Un progetto per ridare vita a un’area degradata

L’iniziativa, illustrata dall’assessore regionale alle Infrastrutture Cristina Amirante, nasce con l’obiettivo di trasformare una zona che nel tempo ha subito un progressivo deterioramento in un nuovo spazio urbano vivibile e inclusivo.

Al centro del piano c’è il recupero di un immobile di proprietà dell’Università di Udine e delle aree circostanti, già interessate da un primo intervento regionale per la riqualificazione dell’ex Stella Matutina, oggi destinata a funzioni didattiche e spazi aperti alla comunità.

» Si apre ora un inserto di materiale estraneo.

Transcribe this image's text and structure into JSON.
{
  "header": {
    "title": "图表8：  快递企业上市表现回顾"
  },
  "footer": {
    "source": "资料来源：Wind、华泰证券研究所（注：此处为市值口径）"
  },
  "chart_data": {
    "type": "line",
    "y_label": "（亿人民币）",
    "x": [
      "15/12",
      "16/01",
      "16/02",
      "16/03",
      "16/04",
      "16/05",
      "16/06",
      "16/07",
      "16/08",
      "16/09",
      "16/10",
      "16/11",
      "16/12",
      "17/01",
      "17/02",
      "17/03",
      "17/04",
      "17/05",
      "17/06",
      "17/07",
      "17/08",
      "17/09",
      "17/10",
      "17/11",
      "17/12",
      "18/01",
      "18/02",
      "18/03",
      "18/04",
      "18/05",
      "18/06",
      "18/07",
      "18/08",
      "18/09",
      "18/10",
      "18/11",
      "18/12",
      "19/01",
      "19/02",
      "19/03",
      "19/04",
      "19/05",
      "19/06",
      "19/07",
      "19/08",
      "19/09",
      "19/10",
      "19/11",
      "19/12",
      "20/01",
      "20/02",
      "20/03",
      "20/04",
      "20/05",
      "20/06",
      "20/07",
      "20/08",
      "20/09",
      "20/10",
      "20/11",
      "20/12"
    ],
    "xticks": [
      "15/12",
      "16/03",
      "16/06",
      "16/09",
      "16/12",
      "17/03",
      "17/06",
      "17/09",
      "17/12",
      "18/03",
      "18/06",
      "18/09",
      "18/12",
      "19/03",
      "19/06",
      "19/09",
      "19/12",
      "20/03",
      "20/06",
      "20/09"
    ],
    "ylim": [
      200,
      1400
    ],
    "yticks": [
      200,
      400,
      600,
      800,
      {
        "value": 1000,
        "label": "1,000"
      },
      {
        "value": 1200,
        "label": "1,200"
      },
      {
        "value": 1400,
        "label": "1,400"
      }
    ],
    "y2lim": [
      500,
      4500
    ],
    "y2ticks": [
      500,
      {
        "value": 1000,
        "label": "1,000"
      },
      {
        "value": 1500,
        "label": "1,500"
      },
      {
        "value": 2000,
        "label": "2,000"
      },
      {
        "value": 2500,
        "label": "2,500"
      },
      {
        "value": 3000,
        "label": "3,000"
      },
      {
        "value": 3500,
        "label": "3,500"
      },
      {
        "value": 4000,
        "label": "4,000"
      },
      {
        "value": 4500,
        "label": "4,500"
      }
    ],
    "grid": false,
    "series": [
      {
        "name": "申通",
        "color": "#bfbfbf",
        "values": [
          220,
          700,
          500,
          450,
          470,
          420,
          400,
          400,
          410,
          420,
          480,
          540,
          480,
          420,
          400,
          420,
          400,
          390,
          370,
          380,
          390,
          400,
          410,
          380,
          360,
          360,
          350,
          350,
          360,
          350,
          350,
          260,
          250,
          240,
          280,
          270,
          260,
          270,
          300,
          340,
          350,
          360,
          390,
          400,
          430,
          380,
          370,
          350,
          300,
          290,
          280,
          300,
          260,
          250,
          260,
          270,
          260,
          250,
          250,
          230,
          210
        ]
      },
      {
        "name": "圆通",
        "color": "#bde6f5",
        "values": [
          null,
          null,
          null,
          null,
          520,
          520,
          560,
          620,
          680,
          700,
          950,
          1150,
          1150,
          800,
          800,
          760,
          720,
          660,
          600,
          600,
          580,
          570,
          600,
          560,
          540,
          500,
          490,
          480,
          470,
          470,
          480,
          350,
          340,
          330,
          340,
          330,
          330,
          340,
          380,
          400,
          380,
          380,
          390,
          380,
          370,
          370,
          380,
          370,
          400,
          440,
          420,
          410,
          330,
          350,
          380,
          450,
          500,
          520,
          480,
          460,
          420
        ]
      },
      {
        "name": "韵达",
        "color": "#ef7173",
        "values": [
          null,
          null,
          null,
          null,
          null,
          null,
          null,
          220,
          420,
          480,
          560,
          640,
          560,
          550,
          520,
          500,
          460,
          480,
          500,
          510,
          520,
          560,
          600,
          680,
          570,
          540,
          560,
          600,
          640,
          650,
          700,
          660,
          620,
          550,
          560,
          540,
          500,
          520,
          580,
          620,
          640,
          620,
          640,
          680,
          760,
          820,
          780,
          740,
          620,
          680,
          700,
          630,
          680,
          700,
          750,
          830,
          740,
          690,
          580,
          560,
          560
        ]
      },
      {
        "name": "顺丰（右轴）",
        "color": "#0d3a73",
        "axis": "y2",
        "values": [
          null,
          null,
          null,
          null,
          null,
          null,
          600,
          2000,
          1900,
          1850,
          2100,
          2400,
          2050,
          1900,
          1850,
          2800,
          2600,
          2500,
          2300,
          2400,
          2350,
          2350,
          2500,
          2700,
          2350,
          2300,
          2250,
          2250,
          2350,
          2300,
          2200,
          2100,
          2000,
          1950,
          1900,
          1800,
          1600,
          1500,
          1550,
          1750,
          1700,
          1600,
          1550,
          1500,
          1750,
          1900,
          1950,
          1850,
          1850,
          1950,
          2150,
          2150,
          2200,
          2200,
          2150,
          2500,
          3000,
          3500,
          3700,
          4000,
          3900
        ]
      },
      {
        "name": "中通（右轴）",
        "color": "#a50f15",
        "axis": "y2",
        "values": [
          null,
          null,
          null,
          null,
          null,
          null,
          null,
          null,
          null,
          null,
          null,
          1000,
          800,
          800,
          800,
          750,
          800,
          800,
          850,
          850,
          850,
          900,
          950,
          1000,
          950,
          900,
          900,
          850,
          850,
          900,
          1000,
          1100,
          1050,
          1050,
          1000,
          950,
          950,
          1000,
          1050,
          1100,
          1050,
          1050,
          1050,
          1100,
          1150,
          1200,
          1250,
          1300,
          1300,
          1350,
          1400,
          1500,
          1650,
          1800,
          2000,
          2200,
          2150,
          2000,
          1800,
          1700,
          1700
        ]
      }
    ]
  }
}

Housing sociale per giovani e famiglie

Il progetto prevede la realizzazione di residenze sociali rivolte alla cosiddetta fascia grigia della popolazione, con un limite Isee fino a 45mila euro.

L’obiettivo è favorire il ritorno in centro di giovani coppie e nuclei monoreddito, offrendo soluzioni abitative accessibili in un contesto riqualificato.

Variante urbanistica e nuova destinazione

Per rendere possibile l’intervento sarà necessario avviare una variante urbanistica, che permetta il cambio di destinazione d’uso degli spazi attualmente classificati come servizi verso una funzione residenziale.

Le aree coinvolte, oggi utilizzate in parte come parcheggio provvisorio e segnate da situazioni di degrado, saranno oggetto di una trasformazione complessiva.

Nuovi spazi per la comunità

Oltre agli alloggi, il progetto include la creazione e il recupero di spazi aperti con funzioni aggregative e sportive, pensati per rafforzare il tessuto sociale e migliorare la qualità della vita urbana.

Un modello per il futuro

Secondo l’assessore Amirante, l’iniziativa può diventare una vera best practice nell’ambito della nuova normativa urbanistica regionale, fondata sull’integrazione tra risorse pubbliche e private.

Un percorso che si inserisce in una strategia più ampia volta a rafforzare il welfare abitativo e aumentare l’attrattività del territorio attraverso progetti innovativi e sostenibili.